Another person sees it. A police car comes by shortly after, the driver sees the broken window, asks
the man who has seen the offence committed which way the offenders went and he replies that they
went up the street when in fact they went down. That evidence is clearly enough for a jury to convict
the bystander of an offence under the section. Anyone who sees a smash-and-grab raid being
committed must know that a theft has been committed, and he has seen the person or persons who
did it. He sends the police in the wrong direction, so giving the offenders more time to escape. It
would then be for the jury to consider whether they are sure that he sent the police the wrong way to
make it more difficult for them to catch the thieves and whether there could be any lawful authority or
reasonable excuse for his act. It is frivolous to suggest that in such circumstances the bystander must
know the identity of the thieves before he could be convicted. Finally, it is said that the learned judge
should have directed the jury to consider whether the applicants may have had some other intent than
that of impeding arrest or prosecution. In the judgment of this Court, the judge was under no duty to
do so.
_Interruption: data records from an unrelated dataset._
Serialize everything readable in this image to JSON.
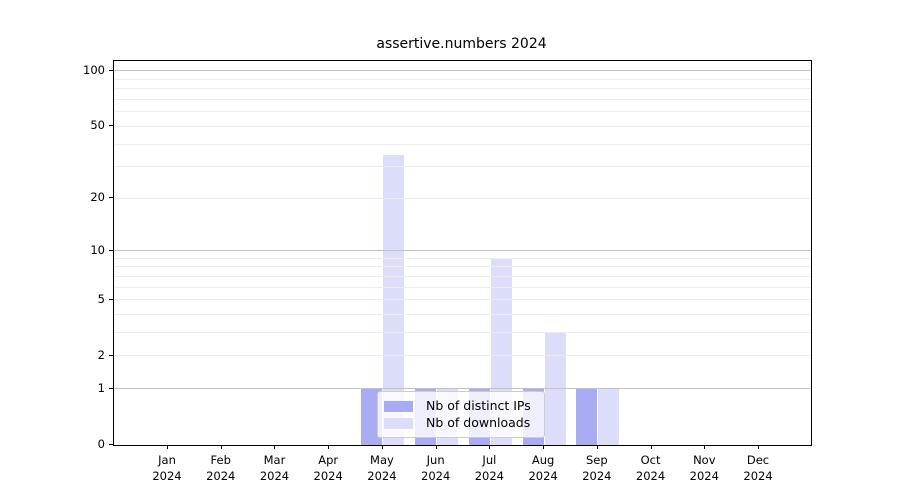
{
  "chart_data": {
    "type": "bar",
    "title": "assertive.numbers 2024",
    "categories": [
      "Jan",
      "Feb",
      "Mar",
      "Apr",
      "May",
      "Jun",
      "Jul",
      "Aug",
      "Sep",
      "Oct",
      "Nov",
      "Dec"
    ],
    "category_year": "2024",
    "series": [
      {
        "name": "Nb of distinct IPs",
        "color": "#a9abf3",
        "values": [
          0,
          0,
          0,
          0,
          1,
          1,
          1,
          1,
          1,
          0,
          0,
          0
        ]
      },
      {
        "name": "Nb of downloads",
        "color": "#dcddf9",
        "values": [
          0,
          0,
          0,
          0,
          35,
          1,
          9,
          3,
          1,
          0,
          0,
          0
        ]
      }
    ],
    "xlabel": "",
    "ylabel": "",
    "ylim": [
      0,
      100
    ],
    "y_scale": "log10(value+1)",
    "y_tick_values": [
      0,
      1,
      2,
      5,
      10,
      20,
      50,
      100
    ],
    "y_major_gridlines": [
      1,
      10,
      100
    ],
    "y_minor_gridlines": [
      2,
      3,
      4,
      5,
      6,
      7,
      8,
      9,
      20,
      30,
      40,
      50,
      60,
      70,
      80,
      90
    ],
    "grid": true,
    "legend_position": "lower center",
    "colors": {
      "distinct_ips_bar": "#a9abf3",
      "downloads_bar": "#dcddf9",
      "grid_major": "#c2c2c2",
      "grid_minor": "#ececec",
      "axis": "#000000",
      "background": "#ffffff"
    }
  }
}
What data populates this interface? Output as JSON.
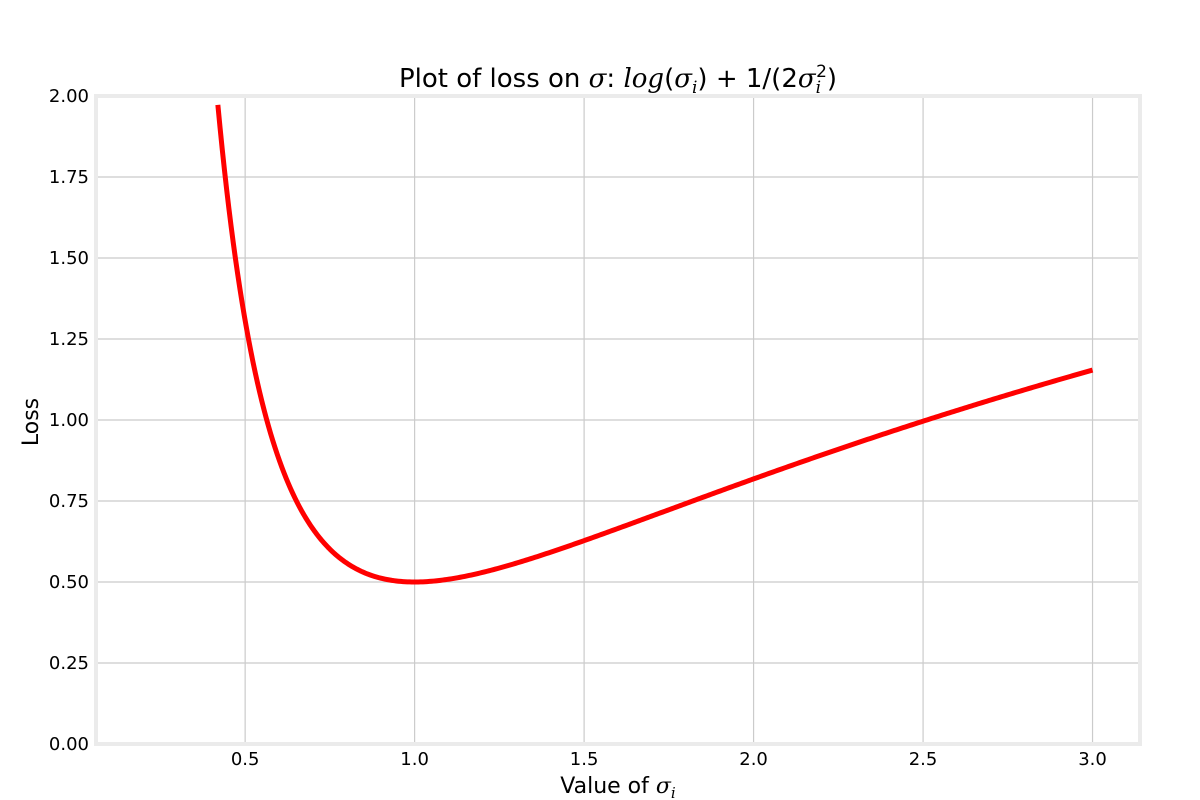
{
  "chart_data": {
    "type": "line",
    "title": {
      "prefix": "Plot of loss on ",
      "sigma": "σ",
      "colon": ": ",
      "formula_log": "log",
      "formula_open": "(",
      "formula_sigma_i": "σ",
      "formula_sub_i": "i",
      "formula_mid": ") + 1/(2",
      "formula_sigma_i2": "σ",
      "formula_sub_i2": "i",
      "formula_sup_2": "2",
      "formula_close": ")"
    },
    "xlabel": {
      "text": "Value of ",
      "symbol": "σ",
      "sub": "i"
    },
    "ylabel": "Loss",
    "xlim": [
      0.06,
      3.14
    ],
    "ylim": [
      0,
      2
    ],
    "xticks": [
      "0.5",
      "1.0",
      "1.5",
      "2.0",
      "2.5",
      "3.0"
    ],
    "yticks": [
      "0.00",
      "0.25",
      "0.50",
      "0.75",
      "1.00",
      "1.25",
      "1.50",
      "1.75",
      "2.00"
    ],
    "grid": true,
    "series": [
      {
        "color": "#ff0000",
        "x_range": [
          0.4,
          3.0
        ],
        "function": "log(x) + 1/(2*x^2)",
        "x": [
          0.42,
          0.45,
          0.5,
          0.55,
          0.6,
          0.7,
          0.8,
          0.9,
          1.0,
          1.1,
          1.25,
          1.5,
          1.75,
          2.0,
          2.25,
          2.5,
          2.75,
          3.0
        ],
        "y": [
          1.967,
          1.67,
          1.307,
          1.055,
          0.878,
          0.664,
          0.558,
          0.512,
          0.5,
          0.509,
          0.543,
          0.628,
          0.723,
          0.818,
          0.91,
          0.996,
          1.078,
          1.154
        ]
      }
    ]
  }
}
His duty was to direct the jury as to the intent which had to be proved and that they had to be
sure it had been proved, unless some other intent was suggested by the defendant. None was
suggested here and there was a proper direction as to what the prosecution had to prove. For these
reasons the applications are refused.
Applications refused.
Solicitor: The Solicitor, Metropolitan Police, for the Crown.
On the previous day the Court had reduced the sentence of the applicant Long to such term as would
enable him to be released forthwith.